On 02.05.2023 15:13, Daniel P. Smith wrote:
> On 5/2/23 07:00, Roger Pau Monné wrote:
>> On Tue, May 02, 2023 at 06:43:33AM -0400, Daniel P. Smith wrote:
>>> On 5/2/23 03:17, Jan Beulich wrote:
>>>> Unlike for XEN_DOMCTL_getdomaininfo, where the XSM check is intended to
>>>> cause the operation to fail, in the loop here it ought to merely
>>>> determine whether information for the domain at hand may be reported
>>>> back. Therefore if on the last iteration the hook results in denial,
>>>> this should not affect the sub-op's return value.
>>>>
>>>> Fixes: d046f361dc93 ("Xen Security Modules: XSM")
>>>> Signed-off-by: Jan Beulich <jbeul...@suse.com>
>>>> ---
>>>> The hook being able to deny access to data for certain domains means
>>>> that no caller can assume to have a system-wide picture when holding the
>>>> results.
>>>>
>>>> Wouldn't it make sense to permit the function to merely "count" domains?

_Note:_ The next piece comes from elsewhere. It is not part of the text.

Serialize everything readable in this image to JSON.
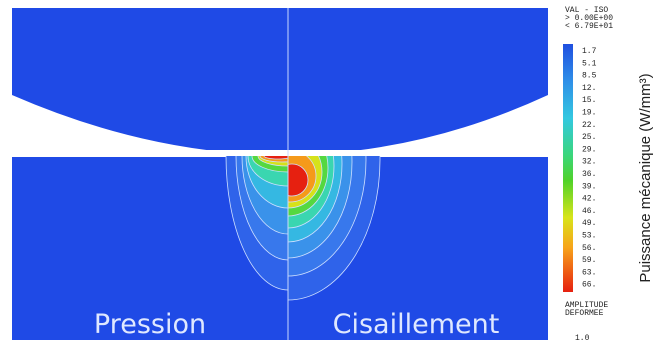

>>>> While racy in general (including in its present, "normal" mode of
>>>> operation), within a tool stack this could be used as long as creation
>>>> of new domains is suppressed between obtaining the count and then using
>>>> it.
>>>>
>>>> In XEN_DOMCTL_getpageframeinfo2 said commit had introduced a 2nd such
>>>> issue, but luckily that sub-op and xsm_getpageframeinfo() are long gone.
>>>>
>>>
>>> I understand there is a larger issue at play here but neutering the security
>>> control/XSM check is not the answer. This literally changes the way a FLASK
>>> policy that people currently have would be enforced, as well as contrary to
>>> how they understand the access control that it provides. Even though the
>>> code path does not fall under XSM maintainer, I would NACK this patch. IMHO,
>>> it is better to find a solution that does not abuse, misuse, or invalidate
>>> the purpose of the XSM calls.
>>>
>>> On a side note, I am a little concern that only one person thought to
>>> include the XSM maintainer, or any of the XSM reviewers, onto a patch and
>>> the discussion around a patch that clearly relates to XSM for us to gauge
>>> the consequences of the patch. I am not assuming intentions here, only
>>> wanting to raise the concern.
>>>
>>> So for what it is worth, NACK.
>>
>> I assume the NACK is to the remarks after the '---'?
>>
>> The patch itself doesn't change the enforcement of the XSM checks,
>> just prevents returning an error when the information from the last
>> domain in the loop can not be fetched.
>>
>> Am I missing something?
> 
> Actually, I should have finished my first cup of tea and looked closer 
> at the patch in the larger context instead of the description, as the 
> two do not align. You are correct, and provided I am not wrong here, the 
> change is a no-op formatting change that removes an intermediate 
> variable. I do not see how directly checking the return in an if versus 
> checking the return stored in a variable. Additionally, the claim is 
> that this occurs when XSM is enabled, which is also incorrect. The only 
> difference at this location in code between not having XSM enabled and 
> having it enabled is that for the latter, xsm_getdomaininfo() is an 
> in-lined version versus a function call. In either case, both will 
> return 0 unless you are using FLASK and have a policy blocking the 
> domain from making the call.

While perhaps imprecise, "XSM enabled" typically is taken for "Flask
is in use". Then again, looking back, neither title nor description
say "XSM enabled". And it truly was the XSM hook which might have
caused the sub-op to wrongly be reported as failed (given, as you say,
a policy is in place which actually can cause failure from that hook).